Throughout this presidential race, Donald Trump has insisted that he cares deeply about the environment. As he put it during an episode of MSNBC’s “Morning Joe” last year: “We want to have clean air to breathe, and we want to have beautiful clean water. That’s very important to me.”

What isn’t important to Trump, apparently, is doing anything to combat climate change.

“I’m not a big believer in manmade climate change,” he told a Miami Herald interviewer back in August. “There could be some impact, but I don’t believe it’s devastating…. It goes up, [and] it goes down.”

Trump has said he wants to dismantle the federal Environmental Protection Agency, which has played a pivotal role in President Barack Obama’s attempts to fight global warming. He’s also vowed that, if he wins, he’ll withdraw from the landmark Paris Agreement on climate change. And in 2012, he called climate change a Chinese hoax designed to undercut American manufacturing.

When I asked Jeremy Shakun, a climate scientist at Boston College, about Trump’s stance, he laughed despairingly.

“That is crazy,” Shakun said. “I mean, that’s just crazy talk.

“We can have, and we should have, a very real long debate over what do you do about energy,” he added. “How do you move forward on carbon emissions? Do you work on sucking carbon out of the atmosphere? What do we do? That’s a serious, complicated question.

“We can totally disagree about what you do about it—but we have to settle on the really basic points of science.”

That’s the argument Hillary Clinton’s been making during this campaign. She’s pitching herself as the one candidate who agrees with an overwhelming scientific consensus.

“I’m running against a guy who denies science, denies climate change, says it’s a hoax developed by the Chinese!” Clinton said during an appearance with Al Gore, the former vice president turned anti-climate change crusader, earlier this month.

“Our next president will either step up our efforts to address climate change… or in the alternative, we’ll be dragged backwards and our whole future will be put at risk.”

Clinton’s climate-change plan includes half a billion new solar panels, beefed-up fuel-efficiency standards, and continued support for President Obama’s Clean Power Plan, which would force power plants to cut carbon emissions and is currently in legal limbo.

When it comes to climate, though, Clinton has some liabilities of her own. Activists have criticized the Clinton Foundation for taking money from the fossil-fuel industry. And compared to Bernie Sanders—who called for an end to fracking and a new carbon tax—Clinton’s approach is relatively measured.

“She’s just clearly more of an incrementalist on this, and is going to push certain policy agendas like Obama has that move the needle, but only so far,” Shakun said.

Clinton’s also taken heat for saying she’ll put a lot of coal miners and coal companies out of business—though she immediately added: “We’re going to make it clear that we don’t want to forget those people.
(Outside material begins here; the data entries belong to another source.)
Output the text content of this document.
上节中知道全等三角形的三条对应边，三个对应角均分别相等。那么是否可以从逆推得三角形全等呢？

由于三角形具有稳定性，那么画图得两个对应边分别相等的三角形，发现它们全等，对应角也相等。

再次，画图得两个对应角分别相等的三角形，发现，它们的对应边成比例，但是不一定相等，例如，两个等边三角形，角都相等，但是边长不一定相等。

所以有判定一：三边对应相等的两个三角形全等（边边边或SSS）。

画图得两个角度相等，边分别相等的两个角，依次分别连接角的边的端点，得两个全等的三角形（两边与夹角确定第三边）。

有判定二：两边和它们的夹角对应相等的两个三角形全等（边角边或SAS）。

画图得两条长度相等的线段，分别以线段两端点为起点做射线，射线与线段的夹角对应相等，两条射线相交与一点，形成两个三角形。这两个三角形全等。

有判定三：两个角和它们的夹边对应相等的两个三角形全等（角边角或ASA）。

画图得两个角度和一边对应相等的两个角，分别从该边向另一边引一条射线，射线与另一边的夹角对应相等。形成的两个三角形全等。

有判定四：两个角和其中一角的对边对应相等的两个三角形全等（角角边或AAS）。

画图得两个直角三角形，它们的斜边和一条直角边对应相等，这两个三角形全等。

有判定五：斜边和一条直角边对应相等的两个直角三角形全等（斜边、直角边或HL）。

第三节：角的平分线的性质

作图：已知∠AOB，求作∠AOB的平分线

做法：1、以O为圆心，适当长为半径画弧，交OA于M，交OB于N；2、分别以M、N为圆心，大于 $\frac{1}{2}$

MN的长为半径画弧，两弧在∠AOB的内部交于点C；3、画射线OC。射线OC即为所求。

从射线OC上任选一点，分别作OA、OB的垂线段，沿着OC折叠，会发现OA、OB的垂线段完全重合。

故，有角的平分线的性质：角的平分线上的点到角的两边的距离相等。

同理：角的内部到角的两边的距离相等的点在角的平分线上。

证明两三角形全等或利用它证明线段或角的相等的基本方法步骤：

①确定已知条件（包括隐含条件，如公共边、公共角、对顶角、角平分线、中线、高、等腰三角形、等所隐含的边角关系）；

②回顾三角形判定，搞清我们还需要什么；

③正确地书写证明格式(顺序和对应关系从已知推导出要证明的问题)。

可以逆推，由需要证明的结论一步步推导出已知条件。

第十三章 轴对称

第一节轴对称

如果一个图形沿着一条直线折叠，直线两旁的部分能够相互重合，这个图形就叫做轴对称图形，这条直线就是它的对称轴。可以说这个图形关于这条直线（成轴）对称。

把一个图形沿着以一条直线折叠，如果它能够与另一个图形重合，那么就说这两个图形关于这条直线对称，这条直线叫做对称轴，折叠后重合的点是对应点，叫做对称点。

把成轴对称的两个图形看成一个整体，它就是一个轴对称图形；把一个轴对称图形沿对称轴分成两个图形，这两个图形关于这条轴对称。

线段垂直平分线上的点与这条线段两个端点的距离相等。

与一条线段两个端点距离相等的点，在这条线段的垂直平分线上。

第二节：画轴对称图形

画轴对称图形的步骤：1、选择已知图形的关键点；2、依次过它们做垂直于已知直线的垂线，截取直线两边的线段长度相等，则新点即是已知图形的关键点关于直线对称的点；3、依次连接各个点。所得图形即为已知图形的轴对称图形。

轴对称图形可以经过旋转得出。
Those people labored in those minds for generations, losing their health, often losing their lives.”

This might be the one area where Clinton and Trump have even a glimmer of agreement: both say policies aimed at controlling climate change take an economic toll.  

“Other countries are not adhering to the rules, we are, and it makes it impossible for our businesses to compete,” Trump told Fox News’s Bill O’Reilly.

Still, the choice for voters is stark. In the presidential race, there’s one candidate who thinks the science around climate change justifies some sacrifices—and another who scoffs at that idea.